A transaction state is dependent upon the lock state, and the lock is at database level because the database is the resource being shared by user initiated connections. Locks are held by individual connections and those connections can be at process or thread level.

The Sqlite locks are process level file locks and are less efficient when invoked by threads because of the mutexes and extra logic required.

In essence a transaction is a journal file and the transaction lock is a lock on that file. There can be only one journal current for each database file. Sqlite does have some sophistications which increase concurrency. For example it is possible to read a database while a journal file is being built, but not when it is being committed or if you specify an exclusive transaction.

Finally, Sqlite is "lite" and designed towards embedded use rather than enterprise implementations.
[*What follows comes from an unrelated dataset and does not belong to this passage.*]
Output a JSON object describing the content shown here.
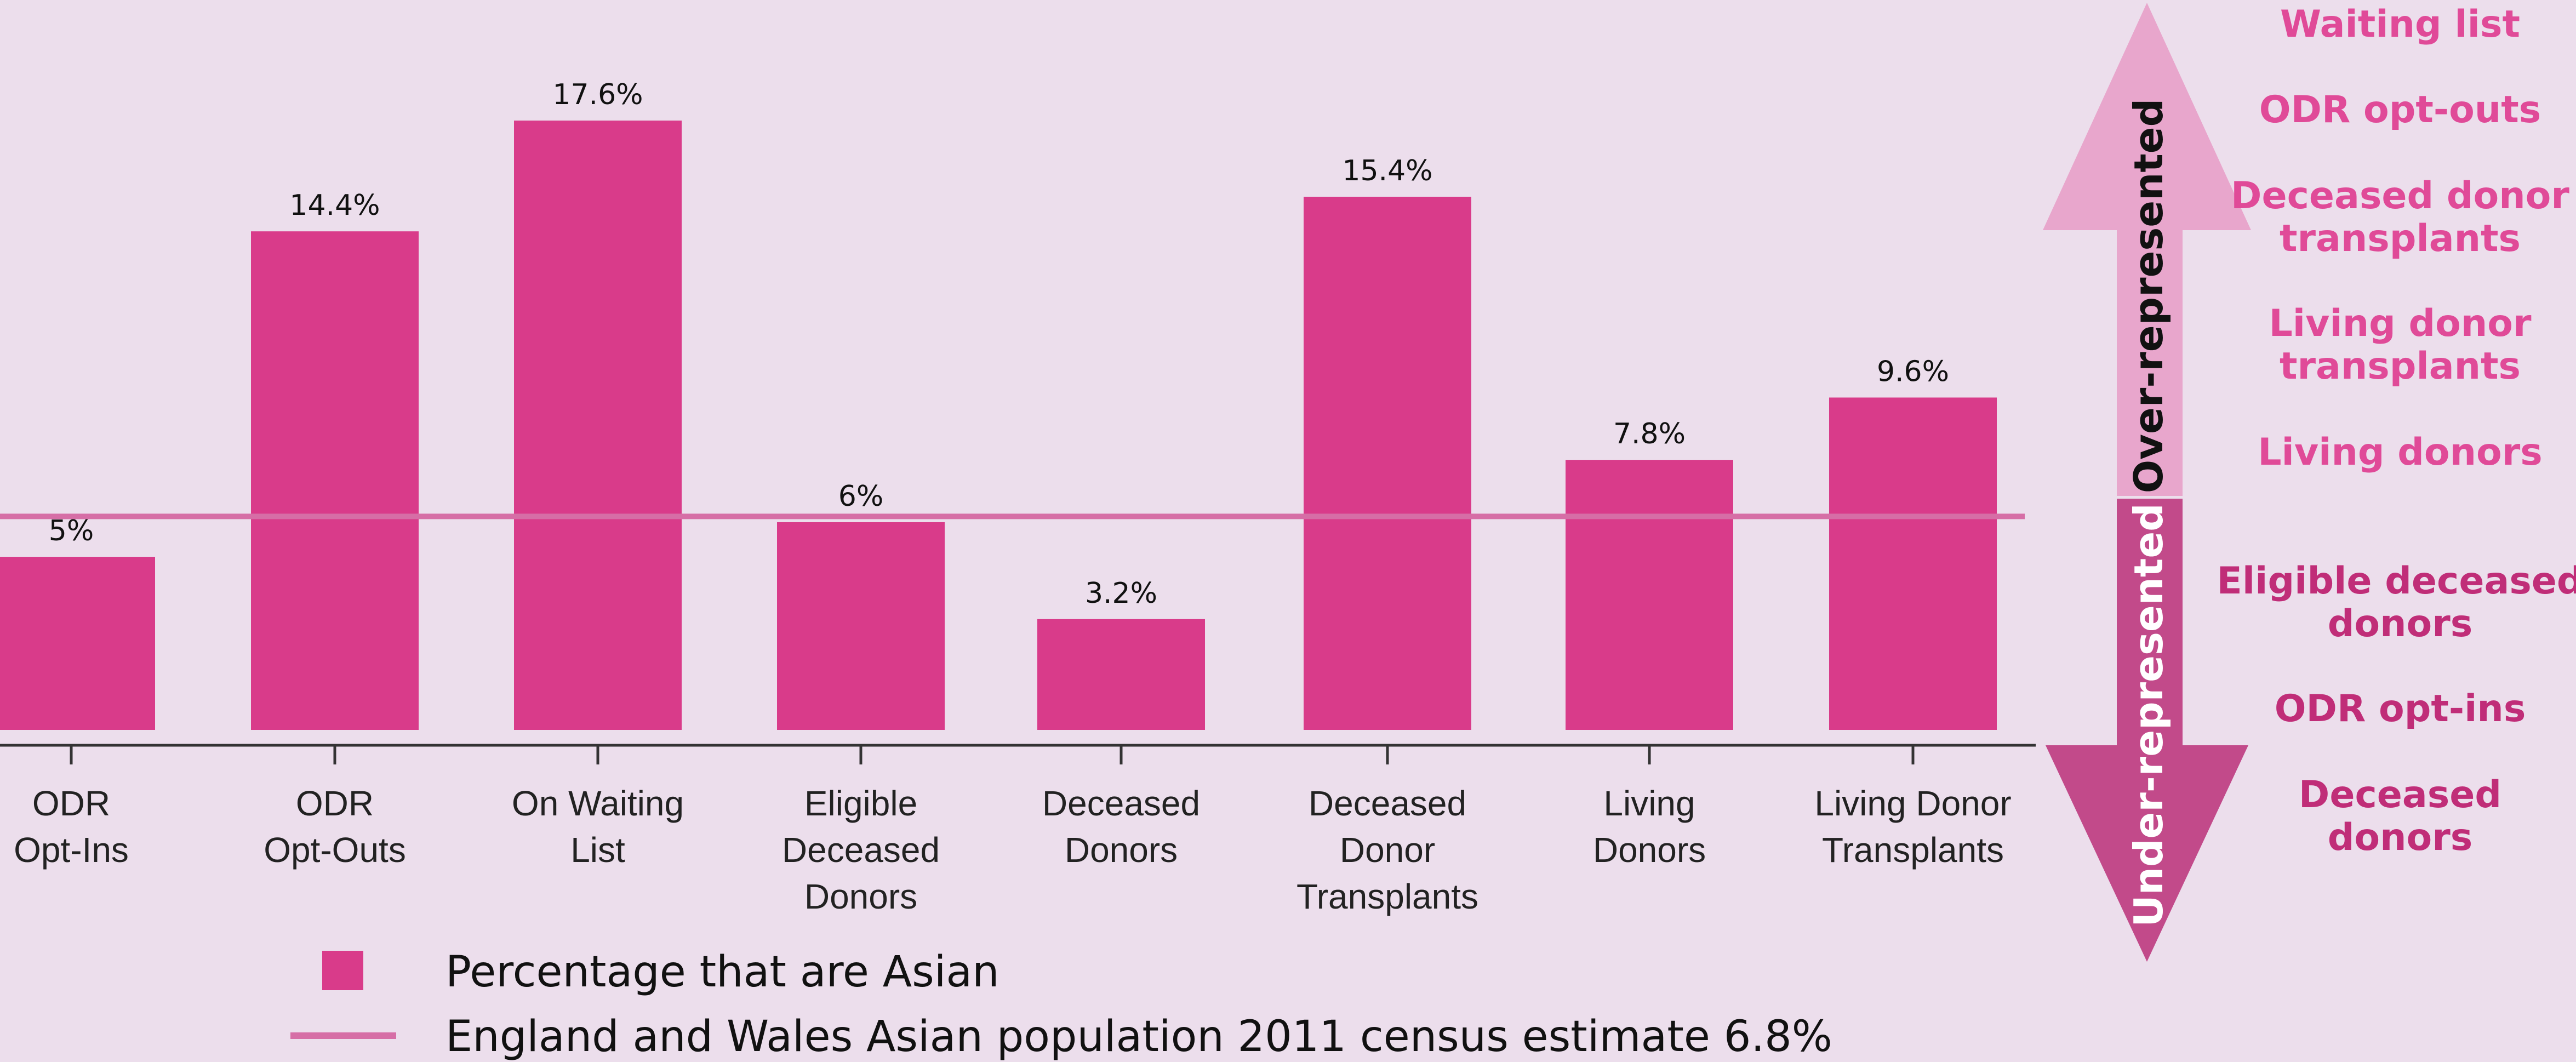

If you need the features of Oracle, then use it but if you don't Sqlite's small footprint and minimalist nature can be highly beneficial.

John Firebaugh wrote:
You're confusing threads with the context of the connection. When you
call sqlite3_open() you get a single connection to a db. That
connection can then be used across threads, but it is for all intents
and purposes a single line of communication with a database (using it
twice at the same time doesn't somehow multiply that relationship).

Thank you for attempting to clarify this for me. You are saying that the
transaction state is part of the connection context, whereas I was
expecting it to be a per-thread-per-connection state.

I had thought, based on the documentation, that there was little or no
functional difference between:

A) Two threads, each of which has its own database connection
B) Two threads, sharing a single database connection

Note that your example of two threads attempting to update the same
record at the same time is consistent with this theory -- in either case
SQLITE_BUSY (or similar) is likely to occur on one of the threads. In my
case, I was also expecting to get SQLITE_BUSY (or similar) with the
second transaction, rather than an error. (I'm well aquainted with the
SQLITE_BUSY behavior and application-level synchronization techniques.)

What else, besides transaction state, is part of the connection context
and shared with shared connections? I know of the page cache, of which
sharing is desired. Anything else to be aware of?